Abdul Rahman, the Christian man who was in danger of being executed under Afghan’s Islamic laws, was released and flown to Italy. The cabinet of Prime Minister Silvio Berlusconi granted his asylum plea in an expedited process. And just in the nick of time, as the BBC reports:
Suggestions he might be offered asylum have outraged politicians in Afghanistan.
The issue was discussed in the Afghan parliament on Wednesday, with almost all MPs in agreement that “his leaving Afghanistan must be prohibited”, the AFP news agency reported.
Dr Assadullah Hymatyar, an MP from Logar province, told the BBC that parliament was planning to investigate the events that led to Mr Rahman’s release.

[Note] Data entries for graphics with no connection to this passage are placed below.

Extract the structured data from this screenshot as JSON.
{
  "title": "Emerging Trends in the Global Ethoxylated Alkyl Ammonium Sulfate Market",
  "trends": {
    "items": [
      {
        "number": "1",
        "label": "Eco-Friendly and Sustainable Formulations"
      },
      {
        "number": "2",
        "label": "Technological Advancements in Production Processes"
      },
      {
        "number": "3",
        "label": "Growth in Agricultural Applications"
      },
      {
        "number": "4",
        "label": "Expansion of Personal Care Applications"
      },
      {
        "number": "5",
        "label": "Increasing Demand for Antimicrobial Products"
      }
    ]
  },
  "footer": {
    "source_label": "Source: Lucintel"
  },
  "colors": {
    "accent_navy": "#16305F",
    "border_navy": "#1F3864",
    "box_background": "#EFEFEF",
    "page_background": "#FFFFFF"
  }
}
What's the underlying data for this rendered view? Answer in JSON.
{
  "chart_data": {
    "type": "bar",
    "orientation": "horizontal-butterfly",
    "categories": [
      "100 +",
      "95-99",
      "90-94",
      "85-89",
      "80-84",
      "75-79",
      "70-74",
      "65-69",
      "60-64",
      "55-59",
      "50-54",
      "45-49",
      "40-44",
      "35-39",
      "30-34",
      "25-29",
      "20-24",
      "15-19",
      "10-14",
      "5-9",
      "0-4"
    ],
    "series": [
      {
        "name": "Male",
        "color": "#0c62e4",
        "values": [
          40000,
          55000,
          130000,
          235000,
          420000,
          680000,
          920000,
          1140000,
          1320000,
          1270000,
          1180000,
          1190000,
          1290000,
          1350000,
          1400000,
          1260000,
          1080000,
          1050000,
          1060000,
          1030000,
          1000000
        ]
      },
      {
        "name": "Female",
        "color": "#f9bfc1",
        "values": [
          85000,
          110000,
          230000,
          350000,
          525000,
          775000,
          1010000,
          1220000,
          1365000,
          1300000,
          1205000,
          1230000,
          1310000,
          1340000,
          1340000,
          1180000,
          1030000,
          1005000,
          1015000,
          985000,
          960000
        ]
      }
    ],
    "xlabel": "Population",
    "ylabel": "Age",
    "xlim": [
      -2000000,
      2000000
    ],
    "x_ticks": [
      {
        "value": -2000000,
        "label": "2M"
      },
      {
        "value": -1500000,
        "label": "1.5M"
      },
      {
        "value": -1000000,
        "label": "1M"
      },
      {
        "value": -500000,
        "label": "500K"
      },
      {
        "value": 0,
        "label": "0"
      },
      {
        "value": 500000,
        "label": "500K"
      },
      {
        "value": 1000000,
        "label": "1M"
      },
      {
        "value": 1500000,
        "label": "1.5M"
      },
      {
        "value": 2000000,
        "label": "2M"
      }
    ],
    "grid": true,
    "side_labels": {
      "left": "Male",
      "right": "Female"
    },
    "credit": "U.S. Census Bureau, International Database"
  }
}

Time‘s Rachel Morarjee, writing from Kabul, had a bizarre piece alleging that Rahman was a deadbeat, abusive dad who shamed his family. The title of the piece, by the way, is — and I am not joking — “Abdul Rahman’s Family Values“:
Rahman, 40, has become the poster boy for the Christian right and for religious freedom. Closer up, however, the picture painted by the local police who arrested him shows a candidate not quite ready for family values. Rather, a portrait emerges of a deadbeat dad with psychological problems who couldn’t hold down a job, abused his daughters and parents and didn’t pay child support.
First, what is this “poster boy for the Christian right” business? Does the Christian left not care about Rahman’s fate? Or, if it does, does it get to be camped in the religious freedom camp? Why, then, does the Christian right get its own nonreligious freedom category?
Second, for all we know, these scandalous accusations against Rahman could be true. For all we know, for that matter, Rahman could have tortured small animals, robbed dying widows and taunted disabled children. But last time I checked, Rahman was not facing a death sentence for being unemployed, etc. He was facing a death sentence for converting from Islam. Printing the allegations, which have nothing to do with the international outrage his plight has caused, is about as appropriate as printing the sexual history of a rape victim.
No one was arguing that Rahman should live because he was a good person. Instead, people were arguing that Rahman should not be killed for converting from Islam. While more information about Rahman is needed and desirable, I’m not sure statements from the police reports that led to his life-threatening situation are the best character witnesses. What’s more, the reporter never speaks with anyone who may find the police statements questionable. She also never speaks with anyone who thinks the allegations are irrelevant to the Muslim apostasy problem. It bears repeating that this issue is not going away just because the Italian government provided Rahman with sanctuary.